The appellant served on the respondent a Notice of Intention to Claim Relief pursuant to the provisions of the Landlord and Tenant (Amendment) Act, 1980, as amended, on the 27th November, 2006 and issued a Landlord and Tenant Civil Bill on the 5th December, 2006 seeking, inter alia, that the Court fix the terms of a new statutory tenancy under Part II of that Act. That action was ultimately heard by Judge Flanagan at the Circuit Court in Sligo on the 15th March, 2013 whereupon an order was made granting the appellant a new lease and fixing the terms of the said tenancy pursuant to the provisions of the 1980 Act for a term of 17 years from the 16th May, 2006 at a yearly rent of €6,100 together with a direction that the tenant be responsible for internal repairs and the landlord be responsible for external repairs and granting the appellant 50% of his costs.
The appellant appealed the Circuit Court order by notice of appeal dated the 25th March, 2013.
Subsequently, pending hearing of the appeal, a Fire Safety Notice pursuant to s. 20 of the Fire Safety Act, 1981 was served on the respondent on the 4th July, 2013 by the Fire Safety Authority, Sligo Fire Service, in relation to the entire premises. The notice identified the premises as a potentially dangerous building as defined by s. 19 of the 1981 Act and directed the respondent, as owner, to carry out essential works to fulfil the Fire Safety Authority's requirements including provision of a safe and effective means of escape. The execution of these repairs appears to have exacerbated tensions between the parties.
It is clear that there was some urgency attached by the Fire Safety Authority to the works being carried out. At one point the respondent had indicated the 7th January, 2014 as the likely start-date for the said works with an anticipated completion date of February, 2014. The relationship between the parties was characterised then – as now – by a high degree of mistrust with inevitable attendant mutual misunderstandings. The appellant sought that structural repairs, which he considered were necessitated by the damage caused to his demise from ingress of water from leaking of the building roof over the years, were also required to be carried out in addition to the works necessitated by conditions in the Fire Safety Notice.

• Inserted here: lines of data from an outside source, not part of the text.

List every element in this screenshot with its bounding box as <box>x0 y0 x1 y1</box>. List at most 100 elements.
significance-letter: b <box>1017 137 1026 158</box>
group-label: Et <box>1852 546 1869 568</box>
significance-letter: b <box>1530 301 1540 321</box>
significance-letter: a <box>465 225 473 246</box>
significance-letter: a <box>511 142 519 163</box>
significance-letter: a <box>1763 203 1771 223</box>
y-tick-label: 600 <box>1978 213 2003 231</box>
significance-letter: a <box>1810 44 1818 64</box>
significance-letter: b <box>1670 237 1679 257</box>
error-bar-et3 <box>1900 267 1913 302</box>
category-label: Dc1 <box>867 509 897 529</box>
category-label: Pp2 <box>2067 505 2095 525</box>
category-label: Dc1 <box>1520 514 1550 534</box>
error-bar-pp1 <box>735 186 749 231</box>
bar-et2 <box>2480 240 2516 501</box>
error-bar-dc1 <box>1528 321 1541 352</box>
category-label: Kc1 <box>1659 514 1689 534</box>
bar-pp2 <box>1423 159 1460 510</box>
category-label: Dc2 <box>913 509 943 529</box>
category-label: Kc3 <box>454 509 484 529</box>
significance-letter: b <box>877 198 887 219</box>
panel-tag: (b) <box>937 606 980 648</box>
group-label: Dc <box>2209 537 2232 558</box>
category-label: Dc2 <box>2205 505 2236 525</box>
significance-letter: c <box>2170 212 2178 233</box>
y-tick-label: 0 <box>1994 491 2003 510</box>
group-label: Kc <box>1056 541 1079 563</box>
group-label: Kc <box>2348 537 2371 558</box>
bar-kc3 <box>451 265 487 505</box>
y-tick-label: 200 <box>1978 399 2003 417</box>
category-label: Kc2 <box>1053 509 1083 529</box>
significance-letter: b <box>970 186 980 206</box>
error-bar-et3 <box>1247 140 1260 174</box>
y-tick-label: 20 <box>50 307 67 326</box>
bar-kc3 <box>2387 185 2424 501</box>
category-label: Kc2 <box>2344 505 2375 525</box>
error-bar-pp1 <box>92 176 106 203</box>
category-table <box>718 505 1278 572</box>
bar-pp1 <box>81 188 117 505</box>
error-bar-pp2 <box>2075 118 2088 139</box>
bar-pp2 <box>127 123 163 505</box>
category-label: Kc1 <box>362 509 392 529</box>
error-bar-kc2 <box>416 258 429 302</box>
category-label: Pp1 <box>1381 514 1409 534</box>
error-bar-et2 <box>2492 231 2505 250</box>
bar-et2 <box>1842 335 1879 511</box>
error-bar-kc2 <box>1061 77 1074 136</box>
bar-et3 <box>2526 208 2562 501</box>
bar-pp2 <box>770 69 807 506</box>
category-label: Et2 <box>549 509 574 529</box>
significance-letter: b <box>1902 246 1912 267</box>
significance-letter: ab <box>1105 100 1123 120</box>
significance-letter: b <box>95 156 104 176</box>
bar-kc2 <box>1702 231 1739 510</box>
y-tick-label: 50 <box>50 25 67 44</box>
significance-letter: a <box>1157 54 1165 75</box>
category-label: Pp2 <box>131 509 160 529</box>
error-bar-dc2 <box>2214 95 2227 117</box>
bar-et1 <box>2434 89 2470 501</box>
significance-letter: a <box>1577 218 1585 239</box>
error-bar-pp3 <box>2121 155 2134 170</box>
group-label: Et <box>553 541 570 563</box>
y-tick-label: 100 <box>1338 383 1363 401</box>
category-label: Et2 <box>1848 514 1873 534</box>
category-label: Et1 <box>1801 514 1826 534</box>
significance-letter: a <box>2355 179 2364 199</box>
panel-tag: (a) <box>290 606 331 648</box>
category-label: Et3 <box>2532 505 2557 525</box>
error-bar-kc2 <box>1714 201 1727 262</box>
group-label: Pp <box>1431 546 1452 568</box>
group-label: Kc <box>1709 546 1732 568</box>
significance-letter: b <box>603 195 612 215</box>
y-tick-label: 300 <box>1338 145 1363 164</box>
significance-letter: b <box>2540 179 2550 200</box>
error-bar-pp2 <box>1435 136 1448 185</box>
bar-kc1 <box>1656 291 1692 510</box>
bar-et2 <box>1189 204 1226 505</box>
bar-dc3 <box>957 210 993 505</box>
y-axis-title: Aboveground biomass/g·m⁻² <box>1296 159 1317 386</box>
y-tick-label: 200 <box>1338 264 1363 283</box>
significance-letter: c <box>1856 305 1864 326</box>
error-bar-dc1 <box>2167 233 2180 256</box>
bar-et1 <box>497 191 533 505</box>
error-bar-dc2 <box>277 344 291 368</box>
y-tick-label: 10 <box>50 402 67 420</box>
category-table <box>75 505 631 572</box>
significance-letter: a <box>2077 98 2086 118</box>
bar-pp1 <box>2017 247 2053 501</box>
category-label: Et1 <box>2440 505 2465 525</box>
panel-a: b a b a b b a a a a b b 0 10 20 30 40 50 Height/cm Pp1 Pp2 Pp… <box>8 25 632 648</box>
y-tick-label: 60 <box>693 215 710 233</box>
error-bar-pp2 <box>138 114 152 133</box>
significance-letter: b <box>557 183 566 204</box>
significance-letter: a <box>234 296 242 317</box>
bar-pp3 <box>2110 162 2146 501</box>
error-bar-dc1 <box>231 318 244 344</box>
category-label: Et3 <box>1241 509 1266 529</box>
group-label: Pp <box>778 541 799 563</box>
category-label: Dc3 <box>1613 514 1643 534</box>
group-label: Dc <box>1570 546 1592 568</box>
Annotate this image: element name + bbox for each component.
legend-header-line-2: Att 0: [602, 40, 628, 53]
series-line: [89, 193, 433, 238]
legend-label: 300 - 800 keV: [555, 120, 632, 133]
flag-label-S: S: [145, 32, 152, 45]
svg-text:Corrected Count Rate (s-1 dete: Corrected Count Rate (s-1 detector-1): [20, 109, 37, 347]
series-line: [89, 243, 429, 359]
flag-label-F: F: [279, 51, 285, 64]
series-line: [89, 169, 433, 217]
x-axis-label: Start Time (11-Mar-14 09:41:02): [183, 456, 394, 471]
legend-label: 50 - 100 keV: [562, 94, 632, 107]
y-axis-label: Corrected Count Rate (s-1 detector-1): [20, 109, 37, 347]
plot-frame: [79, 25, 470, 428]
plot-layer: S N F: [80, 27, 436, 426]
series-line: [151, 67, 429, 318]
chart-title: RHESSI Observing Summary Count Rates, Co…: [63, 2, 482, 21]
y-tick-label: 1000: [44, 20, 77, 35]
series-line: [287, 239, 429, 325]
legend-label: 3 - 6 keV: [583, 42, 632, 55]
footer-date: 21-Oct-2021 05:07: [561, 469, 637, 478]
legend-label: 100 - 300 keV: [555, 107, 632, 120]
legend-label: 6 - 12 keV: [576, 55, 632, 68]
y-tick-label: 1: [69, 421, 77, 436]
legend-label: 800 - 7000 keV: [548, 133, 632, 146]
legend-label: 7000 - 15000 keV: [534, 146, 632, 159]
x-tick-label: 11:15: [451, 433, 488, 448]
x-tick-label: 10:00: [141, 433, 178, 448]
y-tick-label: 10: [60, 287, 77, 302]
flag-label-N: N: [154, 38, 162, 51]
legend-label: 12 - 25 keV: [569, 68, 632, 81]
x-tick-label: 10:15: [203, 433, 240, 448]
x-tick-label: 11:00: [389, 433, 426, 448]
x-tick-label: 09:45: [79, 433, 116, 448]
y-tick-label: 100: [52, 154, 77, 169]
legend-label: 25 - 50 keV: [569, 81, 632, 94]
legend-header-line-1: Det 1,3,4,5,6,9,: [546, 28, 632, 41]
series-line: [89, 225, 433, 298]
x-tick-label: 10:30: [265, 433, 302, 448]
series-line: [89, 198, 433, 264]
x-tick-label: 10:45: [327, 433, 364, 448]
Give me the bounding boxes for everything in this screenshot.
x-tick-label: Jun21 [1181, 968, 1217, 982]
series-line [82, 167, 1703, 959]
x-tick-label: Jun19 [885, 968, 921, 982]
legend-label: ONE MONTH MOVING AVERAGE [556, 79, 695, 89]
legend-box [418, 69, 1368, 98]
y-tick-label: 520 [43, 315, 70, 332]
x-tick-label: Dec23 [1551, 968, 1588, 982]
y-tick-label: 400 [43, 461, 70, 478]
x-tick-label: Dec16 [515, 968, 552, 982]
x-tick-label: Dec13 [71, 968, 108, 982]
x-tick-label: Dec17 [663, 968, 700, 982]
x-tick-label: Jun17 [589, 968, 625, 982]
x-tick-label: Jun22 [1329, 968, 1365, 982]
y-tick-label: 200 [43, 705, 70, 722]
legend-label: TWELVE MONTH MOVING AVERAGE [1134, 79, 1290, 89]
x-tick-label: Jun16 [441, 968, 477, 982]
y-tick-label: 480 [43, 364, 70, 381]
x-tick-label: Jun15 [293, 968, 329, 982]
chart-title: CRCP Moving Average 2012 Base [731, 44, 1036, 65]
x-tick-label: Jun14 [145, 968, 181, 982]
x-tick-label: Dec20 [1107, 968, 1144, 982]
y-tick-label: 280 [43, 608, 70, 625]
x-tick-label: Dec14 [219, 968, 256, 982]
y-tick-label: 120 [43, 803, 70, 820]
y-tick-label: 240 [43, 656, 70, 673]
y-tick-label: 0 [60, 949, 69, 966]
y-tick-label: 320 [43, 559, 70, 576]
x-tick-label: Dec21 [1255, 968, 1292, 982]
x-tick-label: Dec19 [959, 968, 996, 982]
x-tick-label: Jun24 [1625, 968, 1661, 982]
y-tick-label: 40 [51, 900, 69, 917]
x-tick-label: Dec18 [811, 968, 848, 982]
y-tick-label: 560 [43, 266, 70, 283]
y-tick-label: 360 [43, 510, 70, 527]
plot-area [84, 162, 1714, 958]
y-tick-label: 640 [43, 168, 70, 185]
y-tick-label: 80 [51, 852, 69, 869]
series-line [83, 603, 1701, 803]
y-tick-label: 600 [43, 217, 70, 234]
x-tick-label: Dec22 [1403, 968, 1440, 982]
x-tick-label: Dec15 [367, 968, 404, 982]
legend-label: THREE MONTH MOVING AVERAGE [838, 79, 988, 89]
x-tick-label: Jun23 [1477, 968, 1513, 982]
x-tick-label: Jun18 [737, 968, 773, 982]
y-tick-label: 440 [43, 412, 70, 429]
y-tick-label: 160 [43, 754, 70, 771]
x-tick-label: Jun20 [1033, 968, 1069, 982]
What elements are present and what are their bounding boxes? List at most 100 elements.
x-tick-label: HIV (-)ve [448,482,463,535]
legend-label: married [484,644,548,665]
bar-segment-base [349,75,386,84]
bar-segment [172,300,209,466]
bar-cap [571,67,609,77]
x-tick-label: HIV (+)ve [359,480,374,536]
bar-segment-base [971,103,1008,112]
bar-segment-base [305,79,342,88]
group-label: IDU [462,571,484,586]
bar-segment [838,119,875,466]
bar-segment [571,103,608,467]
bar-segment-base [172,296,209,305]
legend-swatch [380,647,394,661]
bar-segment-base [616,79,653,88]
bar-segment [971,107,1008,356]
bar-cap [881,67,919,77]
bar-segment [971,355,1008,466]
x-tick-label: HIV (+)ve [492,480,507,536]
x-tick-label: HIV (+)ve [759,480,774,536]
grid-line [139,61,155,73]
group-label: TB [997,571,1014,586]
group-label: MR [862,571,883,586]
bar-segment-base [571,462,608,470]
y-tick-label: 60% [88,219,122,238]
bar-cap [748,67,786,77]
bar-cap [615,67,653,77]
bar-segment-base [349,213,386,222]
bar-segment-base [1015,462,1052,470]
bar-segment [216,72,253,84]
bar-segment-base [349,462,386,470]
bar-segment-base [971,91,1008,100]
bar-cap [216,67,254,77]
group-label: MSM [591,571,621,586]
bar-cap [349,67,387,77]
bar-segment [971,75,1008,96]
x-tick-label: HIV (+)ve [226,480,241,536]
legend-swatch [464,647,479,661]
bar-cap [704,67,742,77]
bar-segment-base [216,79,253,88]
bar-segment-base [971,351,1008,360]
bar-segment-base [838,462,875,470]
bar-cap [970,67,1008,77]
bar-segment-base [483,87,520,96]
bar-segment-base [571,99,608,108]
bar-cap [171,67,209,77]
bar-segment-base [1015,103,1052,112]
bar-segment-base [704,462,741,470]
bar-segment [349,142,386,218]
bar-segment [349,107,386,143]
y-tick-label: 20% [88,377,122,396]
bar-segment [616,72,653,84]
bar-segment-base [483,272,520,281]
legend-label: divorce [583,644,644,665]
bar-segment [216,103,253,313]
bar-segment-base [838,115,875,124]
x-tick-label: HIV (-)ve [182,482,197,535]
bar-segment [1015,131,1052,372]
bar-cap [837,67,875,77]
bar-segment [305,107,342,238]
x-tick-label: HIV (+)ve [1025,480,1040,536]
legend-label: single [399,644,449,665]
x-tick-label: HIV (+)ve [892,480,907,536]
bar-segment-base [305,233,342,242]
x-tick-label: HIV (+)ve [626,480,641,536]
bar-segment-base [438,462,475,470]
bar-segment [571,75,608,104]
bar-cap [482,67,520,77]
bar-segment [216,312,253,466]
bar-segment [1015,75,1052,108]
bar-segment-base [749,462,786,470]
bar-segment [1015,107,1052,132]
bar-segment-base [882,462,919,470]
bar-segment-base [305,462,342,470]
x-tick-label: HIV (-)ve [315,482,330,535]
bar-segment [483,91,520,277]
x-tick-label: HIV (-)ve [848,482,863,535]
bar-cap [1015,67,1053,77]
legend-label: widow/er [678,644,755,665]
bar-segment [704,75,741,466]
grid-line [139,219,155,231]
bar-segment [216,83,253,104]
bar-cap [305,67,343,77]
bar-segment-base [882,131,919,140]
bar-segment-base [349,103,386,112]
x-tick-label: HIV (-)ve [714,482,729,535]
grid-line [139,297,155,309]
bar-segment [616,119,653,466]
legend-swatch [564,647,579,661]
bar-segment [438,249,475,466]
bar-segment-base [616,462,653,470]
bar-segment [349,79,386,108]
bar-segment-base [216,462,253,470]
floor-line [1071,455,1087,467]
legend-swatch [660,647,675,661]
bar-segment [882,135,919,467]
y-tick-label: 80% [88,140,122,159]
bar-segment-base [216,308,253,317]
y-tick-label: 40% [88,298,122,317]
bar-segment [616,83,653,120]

The appellant's Circuit appeal came before the High Court on Circuit in Sligo on the 9th May, 2014, when Mr. Justice Barry White accepted an undertaking given by the respondent that it would carry out structural repairs, that the appellant would move out of the premises, that certain pieces of large equipment, the property of the appellant and in use in connection with his printing works, would be stored safely in the premises during the carrying out of the works and that any rent due during the construction phase would be suspended. Further, the appellant was to be paid compensation during this period while he was out of the premises, together with certain other removal and advertising costs. The Court note stated: “Landlord will do the works needed.” Counsel for the respondent is noted as having stated: “[Plaintiff] will be compensated for loss”. The Court note continues: “Undertakings given by both sides (not sworn) … Works will take 3-4 weeks to start & 6-8 weeks to complete”.
The appellant moved out and works were commenced around 24th June, 2014 and carried out to the premises. A dispute subsequently arose between the parties as to whether and when the premises were ready and fit for re-occupation by the appellant. The appellant further alleged that damage had been caused to his fixtures/equipment stored in the premises during the refurbishment works.